María Candelaria: The story of the Mexican film that won the first edition of the Cannes festival

María Candelaria: The story of the Mexican film that won the first edition of the Cannes festival
María Candelaria: The story of the Mexican film that won the first edition of the Cannes festival

When the first edition of the Cannes International Film Festival was held in 1946 Maria Candelaria —Mexican film starring Dolores del Río and Pedro Armendáriz— was recognized with the Grand Prix, the award that years later would become the Palme d’Or. The film directed by Emilio The Indian Fernández portrays the splendor of Xochimilco and has gone down in history as one of the most important of Mexican Golden Cinema.

In an interview with journalist Joaquín Soler Serrano, Fernández explained that the film was a gift for the actress. Since she did not have money to buy flowers for her birthday, the filmmaker wrote the script on thirteen napkins while he ate at a restaurant. “When I presented it to her, she arrived with Diego Rivera who read it and loved it, he told her, ‘Lolita, you have to do it,’” she told Soler, although it is well known that The Indian He used to exaggerate his anecdotes to feed his own myth.

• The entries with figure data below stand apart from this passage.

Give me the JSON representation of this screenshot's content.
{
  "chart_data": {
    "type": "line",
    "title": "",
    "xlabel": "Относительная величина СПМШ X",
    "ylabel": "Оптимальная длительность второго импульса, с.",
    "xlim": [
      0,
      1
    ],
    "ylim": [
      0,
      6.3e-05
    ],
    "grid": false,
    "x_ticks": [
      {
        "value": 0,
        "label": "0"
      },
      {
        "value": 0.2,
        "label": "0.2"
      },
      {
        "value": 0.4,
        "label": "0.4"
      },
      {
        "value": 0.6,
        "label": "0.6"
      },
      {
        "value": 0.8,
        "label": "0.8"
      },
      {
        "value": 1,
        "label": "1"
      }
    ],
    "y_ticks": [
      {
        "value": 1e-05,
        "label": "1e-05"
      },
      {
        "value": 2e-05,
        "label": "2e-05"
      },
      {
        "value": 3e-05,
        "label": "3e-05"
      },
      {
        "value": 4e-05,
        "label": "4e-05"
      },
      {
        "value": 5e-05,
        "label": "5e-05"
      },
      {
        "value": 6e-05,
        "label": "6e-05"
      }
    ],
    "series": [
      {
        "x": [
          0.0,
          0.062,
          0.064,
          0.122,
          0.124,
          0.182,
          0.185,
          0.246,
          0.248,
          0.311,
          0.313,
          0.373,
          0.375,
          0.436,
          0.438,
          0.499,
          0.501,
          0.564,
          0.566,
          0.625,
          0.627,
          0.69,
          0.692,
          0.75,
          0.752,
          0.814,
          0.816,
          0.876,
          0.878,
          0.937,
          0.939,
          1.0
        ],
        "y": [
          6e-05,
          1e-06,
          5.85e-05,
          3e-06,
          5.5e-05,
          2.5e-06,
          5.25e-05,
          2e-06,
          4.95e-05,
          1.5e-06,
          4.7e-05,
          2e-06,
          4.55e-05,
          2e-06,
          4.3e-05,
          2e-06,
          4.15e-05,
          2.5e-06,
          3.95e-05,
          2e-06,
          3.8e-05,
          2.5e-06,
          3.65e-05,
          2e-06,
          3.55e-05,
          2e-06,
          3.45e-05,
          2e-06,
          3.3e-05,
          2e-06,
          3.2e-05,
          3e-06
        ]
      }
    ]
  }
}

Around this time, Dolores del Río had returned to Mexico after becoming disillusioned with the supporting roles in which she was being typecast in Hollywood. Furthermore, she had just ended her romantic relationship with Orson Welles, so she decided to give her career a chance in Mexico, where she began to hang out with intellectuals and artists. Fernández was already an admirer of the work she had done in American silent films, so he offered her the lead role in Wild flower. After this experience she became his muse and they collaborated again on Maria Candelaria.

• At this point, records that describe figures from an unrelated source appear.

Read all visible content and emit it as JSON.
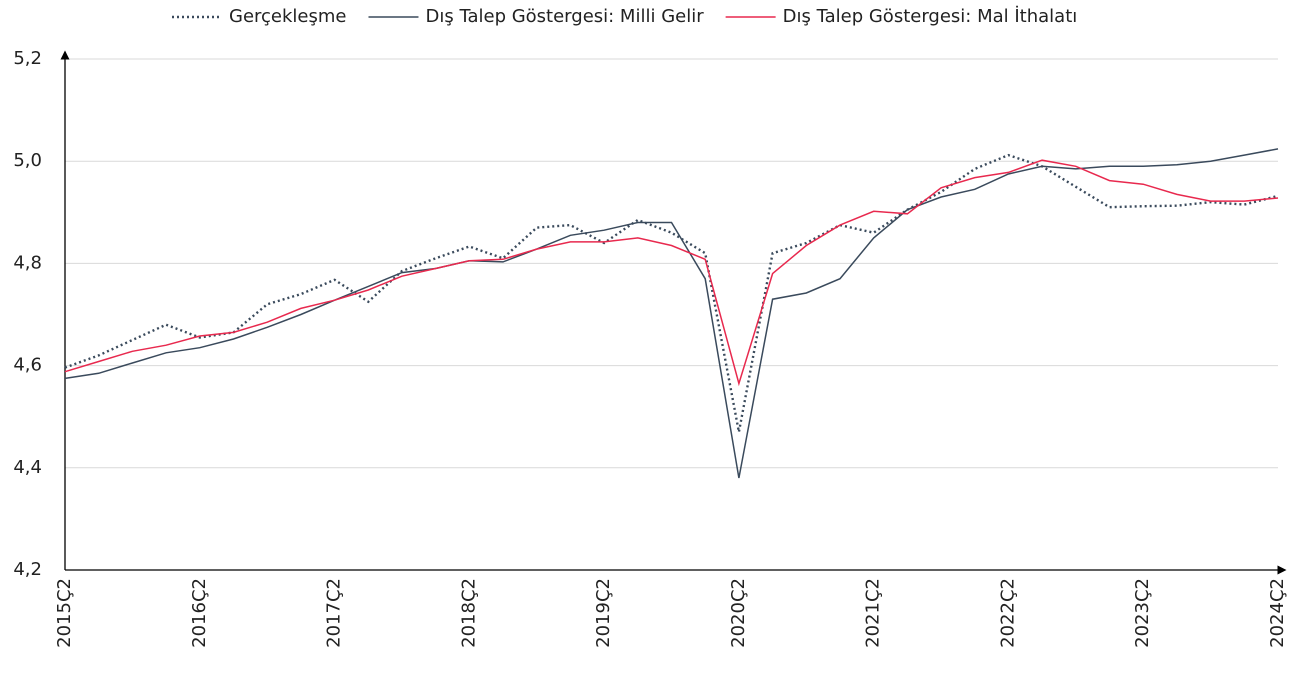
{
  "chart_data": {
    "type": "line",
    "categories": [
      "2015Ç2",
      null,
      null,
      null,
      "2016Ç2",
      null,
      null,
      null,
      "2017Ç2",
      null,
      null,
      null,
      "2018Ç2",
      null,
      null,
      null,
      "2019Ç2",
      null,
      null,
      null,
      "2020Ç2",
      null,
      null,
      null,
      "2021Ç2",
      null,
      null,
      null,
      "2022Ç2",
      null,
      null,
      null,
      "2023Ç2",
      null,
      null,
      null,
      "2024Ç2"
    ],
    "series": [
      {
        "name": "Gerçekleşme",
        "color": "#3a4a5c",
        "style": "dotted",
        "values": [
          4.596,
          4.62,
          4.65,
          4.68,
          4.655,
          4.665,
          4.72,
          4.74,
          4.768,
          4.725,
          4.785,
          4.81,
          4.833,
          4.81,
          4.87,
          4.875,
          4.84,
          4.885,
          4.86,
          4.82,
          4.47,
          4.82,
          4.84,
          4.875,
          4.86,
          4.905,
          4.94,
          4.985,
          5.012,
          4.99,
          4.95,
          4.91,
          4.912,
          4.913,
          4.92,
          4.915,
          4.932
        ]
      },
      {
        "name": "Dış Talep Göstergesi: Milli Gelir",
        "color": "#3a4a5c",
        "style": "solid",
        "values": [
          4.575,
          4.585,
          4.605,
          4.625,
          4.635,
          4.652,
          4.675,
          4.7,
          4.728,
          4.755,
          4.782,
          4.79,
          4.805,
          4.803,
          4.828,
          4.855,
          4.865,
          4.88,
          4.88,
          4.77,
          4.38,
          4.73,
          4.742,
          4.77,
          4.85,
          4.905,
          4.93,
          4.945,
          4.975,
          4.99,
          4.985,
          4.99,
          4.99,
          4.993,
          5.0,
          5.012,
          5.024
        ]
      },
      {
        "name": "Dış Talep Göstergesi: Mal İthalatı",
        "color": "#e8294e",
        "style": "solid",
        "values": [
          4.588,
          4.608,
          4.628,
          4.64,
          4.658,
          4.665,
          4.685,
          4.712,
          4.728,
          4.748,
          4.775,
          4.79,
          4.805,
          4.808,
          4.828,
          4.842,
          4.842,
          4.85,
          4.835,
          4.808,
          4.565,
          4.78,
          4.835,
          4.875,
          4.902,
          4.897,
          4.948,
          4.968,
          4.978,
          5.002,
          4.99,
          4.962,
          4.955,
          4.935,
          4.922,
          4.922,
          4.928
        ]
      }
    ],
    "ylim": [
      4.2,
      5.2
    ],
    "yticks": [
      {
        "value": 4.2,
        "label": "4,2"
      },
      {
        "value": 4.4,
        "label": "4,4"
      },
      {
        "value": 4.6,
        "label": "4,6"
      },
      {
        "value": 4.8,
        "label": "4,8"
      },
      {
        "value": 5.0,
        "label": "5,0"
      },
      {
        "value": 5.2,
        "label": "5,2"
      }
    ],
    "grid": true,
    "legend": "top"
  }
}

The film has all the characteristic elements of Emilio Fernández’s cinema: a nationalist narrative, the indigenous figure as a symbol of innocence, the boss as an antagonistic character and photography that highlights the landscapes of rural Mexico. In fact, in Cannes they also recognized Gabriel Figueroa – another frequent ally of Fernández – for Best Cinematography. The plot takes place shortly before the Mexican Revolution and tells the story of María Candelaria, the daughter of a prostitute who is rejected by the community. Her only company is Lorenzo Rafael, whom she plans to marry soon, however, the town chief ruins her plans out of jealousy of her. After this the woman becomes ill and serious problems arise for the couple. Finally everything ends in tragedy for the lovers, another common detail in the films of The Indian. After the success of Maria CandelariaDolores del Río was selected as the first woman to be part of the jury at the Cannes festival in 1957.

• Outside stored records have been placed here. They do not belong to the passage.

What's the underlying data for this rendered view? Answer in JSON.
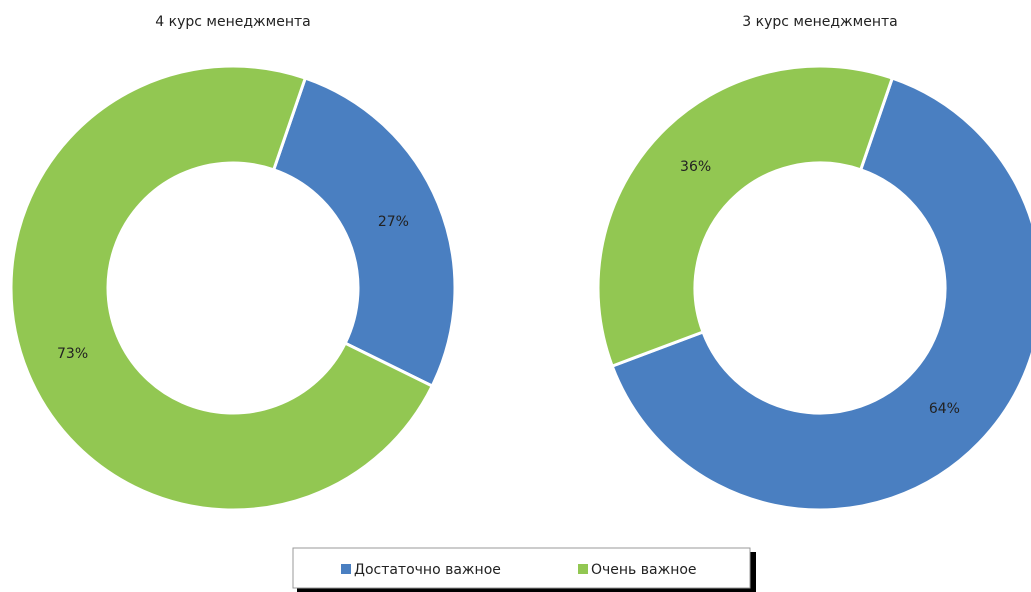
{
  "chart_data": [
    {
      "type": "donut",
      "title": "4 курс менеджмента",
      "categories": [
        "Достаточно важное",
        "Очень важное"
      ],
      "values": [
        27,
        73
      ],
      "value_labels": [
        "27%",
        "73%"
      ],
      "colors": [
        "#4a7fc1",
        "#92c752"
      ]
    },
    {
      "type": "donut",
      "title": "3 курс менеджмента",
      "categories": [
        "Достаточно важное",
        "Очень важное"
      ],
      "values": [
        64,
        36
      ],
      "value_labels": [
        "64%",
        "36%"
      ],
      "colors": [
        "#4a7fc1",
        "#92c752"
      ]
    }
  ]
}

The actress made more films with the team made up of Fernández, Figueroa and Armendáriz: The Abandoned, Bugambilia and The Malquerida, but he also began working with other Mexican directors such as Roberto Gavaldón, Ismael Rodríguez and Alejandro Galindo. Over the years there was speculation about the true nature of the relationship between Dolores del Río and Emilio Fernández, it was also said that their professional dynamic was complicated because she never reciprocated his love, but this was never confirmed and, at least in public, They always expressed their admiration for each other and what they built in the national and international film industry.